Byung-Chul Han es un coreano que trabajaba en la industria metalúrgica de su país hasta que, con 26 años, se marchó a Alemania. Decidió estudiar Filosofía, aunque no había frecuentado nunca ese género ni sabía hablar alemán. Aprendió, prosperó, se hizo muy de Heidegger y empezó a publicar (en alemán) libros que, por lo que fuera, tuvieron una sorprendente buena acogida. En 2012, en lo más hondo de las consecuencias de la crisis financiera, dio en la clave con la publicación de La sociedad del cansancio. En 2013, la televisión pública alemana ZDF lo entrevistó, bautizándolo como «estrella de la filosofía». En 2017, The Guardian lo etiquetó como «niño prodigio de una filosofía alemana renacida y de una legibilidad sin precedentes». Han aprovechó la inercia.

En estas páginas, César García o ​​Ricardo Dudda proporcionan buenos ejemplos de opiniones mesuradas sobre el fenómeno. El primero avisa de que «Han es demasiado poético, vago, impreciso y filosófico y lo que dice no puede ser demostrado empíricamente»; pero reconoce que «la idea de que es precisa una ecología en ese Planeta B que es el mundo digital y virtual es sensata. Es tiempo de ser más ambiciosos, de proponer una ecología de la información y la comunicación que limite la producción y consumo de información en la esfera pública». El segundo, más contundente, cree que «a veces resulta interesante (su tesis sobre la autoexplotación y sus ideas sobre la transparencia, por ejemplo), otras veces es un filósofo de barra de bar con referencias a Heidegger».

Taurus acaba de publicar su último ensayo, Vida contemplativa, con el sugerente subtítulo Elogio de la inactividad.

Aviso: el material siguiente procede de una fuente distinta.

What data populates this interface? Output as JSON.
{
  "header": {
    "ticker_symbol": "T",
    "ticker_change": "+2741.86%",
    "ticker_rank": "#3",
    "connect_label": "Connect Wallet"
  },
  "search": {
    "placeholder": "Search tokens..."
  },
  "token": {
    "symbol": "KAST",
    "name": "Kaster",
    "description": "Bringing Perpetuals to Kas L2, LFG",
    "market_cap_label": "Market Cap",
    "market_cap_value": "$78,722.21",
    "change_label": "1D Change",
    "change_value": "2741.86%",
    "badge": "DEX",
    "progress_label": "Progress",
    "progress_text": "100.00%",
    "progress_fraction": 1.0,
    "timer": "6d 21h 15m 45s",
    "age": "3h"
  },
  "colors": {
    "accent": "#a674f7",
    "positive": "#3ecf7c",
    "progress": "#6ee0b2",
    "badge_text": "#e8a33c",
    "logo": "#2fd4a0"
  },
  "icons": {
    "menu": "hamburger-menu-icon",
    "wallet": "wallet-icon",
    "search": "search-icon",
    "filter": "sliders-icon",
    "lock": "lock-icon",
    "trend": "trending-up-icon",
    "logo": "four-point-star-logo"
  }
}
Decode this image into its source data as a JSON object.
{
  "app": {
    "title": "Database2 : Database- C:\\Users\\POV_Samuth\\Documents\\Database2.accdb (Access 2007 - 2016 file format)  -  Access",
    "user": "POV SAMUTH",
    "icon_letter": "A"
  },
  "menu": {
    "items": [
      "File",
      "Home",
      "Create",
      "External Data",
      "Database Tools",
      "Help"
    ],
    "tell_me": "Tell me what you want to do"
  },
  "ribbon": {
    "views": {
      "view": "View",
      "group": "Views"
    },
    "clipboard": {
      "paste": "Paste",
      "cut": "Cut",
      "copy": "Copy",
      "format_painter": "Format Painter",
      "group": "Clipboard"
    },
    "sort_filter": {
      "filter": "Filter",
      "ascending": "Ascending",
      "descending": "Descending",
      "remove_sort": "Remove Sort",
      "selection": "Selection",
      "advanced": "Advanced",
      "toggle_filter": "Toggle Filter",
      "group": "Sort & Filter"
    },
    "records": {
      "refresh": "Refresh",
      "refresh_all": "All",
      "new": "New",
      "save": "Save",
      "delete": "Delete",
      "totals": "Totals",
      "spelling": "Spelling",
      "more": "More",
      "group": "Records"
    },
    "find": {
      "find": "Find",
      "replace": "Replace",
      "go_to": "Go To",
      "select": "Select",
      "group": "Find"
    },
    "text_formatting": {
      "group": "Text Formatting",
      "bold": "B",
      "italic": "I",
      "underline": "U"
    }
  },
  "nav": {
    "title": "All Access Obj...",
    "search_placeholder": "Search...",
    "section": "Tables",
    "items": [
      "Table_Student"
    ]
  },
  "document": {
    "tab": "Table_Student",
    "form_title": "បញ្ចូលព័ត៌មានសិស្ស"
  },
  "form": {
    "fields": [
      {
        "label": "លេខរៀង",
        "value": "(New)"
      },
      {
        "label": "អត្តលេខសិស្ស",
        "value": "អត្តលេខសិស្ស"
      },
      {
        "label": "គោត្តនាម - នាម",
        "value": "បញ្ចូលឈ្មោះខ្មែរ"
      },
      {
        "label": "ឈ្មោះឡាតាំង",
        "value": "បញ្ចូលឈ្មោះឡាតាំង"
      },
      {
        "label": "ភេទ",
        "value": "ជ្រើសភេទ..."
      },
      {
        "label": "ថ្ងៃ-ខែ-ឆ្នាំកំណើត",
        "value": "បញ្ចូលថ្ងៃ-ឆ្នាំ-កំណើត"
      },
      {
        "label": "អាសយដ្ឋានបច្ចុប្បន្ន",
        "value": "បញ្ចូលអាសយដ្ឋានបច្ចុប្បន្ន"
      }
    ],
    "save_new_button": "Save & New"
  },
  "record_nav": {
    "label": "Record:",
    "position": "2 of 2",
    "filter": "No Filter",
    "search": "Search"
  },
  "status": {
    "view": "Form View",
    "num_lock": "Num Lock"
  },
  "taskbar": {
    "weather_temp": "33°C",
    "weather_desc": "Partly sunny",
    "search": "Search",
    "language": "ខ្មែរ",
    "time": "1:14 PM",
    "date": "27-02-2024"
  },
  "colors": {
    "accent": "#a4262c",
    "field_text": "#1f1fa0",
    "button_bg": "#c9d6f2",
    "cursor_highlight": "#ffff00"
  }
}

Básicamente, aplica ese método que tan bien le va para aportar una defensa filosófica de la tendencia (o moda o necesidad o tontería o salvación, cada uno que lo llame como quiera) que está abarrotando los retiros de silencio (religiosos o más o menos laicos), los talleres de meditación, las clases de yoga, etc. En España, las apologías del silencio de Pablo D’Ors, por ejemplo, se han convertido en un fenómeno notable. 

Portada del libro.

Vida contemplativa es un libro cortito, de poco más de 100 páginas con un buen tamaño de letra, en el que Han repite, mastica, digiere y vuelve a mostrar desde diferentes (o no tanto) ángulos la idea de que vivimos en un mundo que sobrevalora la acción y ha olvidado el valor de la contemplación. La contemplación necesita inactividad, cuya esencia es el para nada, la «liberación de la utilidad». El lujo, la fiesta, la celebración. «Hoy se impone por todas partes la forma de vida consumista en la que toda necesidad debe ser satisfecha de inmediato. No tenemos paciencia para una espera en la que algo pueda madurar lentamente». Como consecuencia, «las experiencias se rebajan a vivencias» y «no tenemos acceso a la realidad, que solo se revela a una atención contemplativa». 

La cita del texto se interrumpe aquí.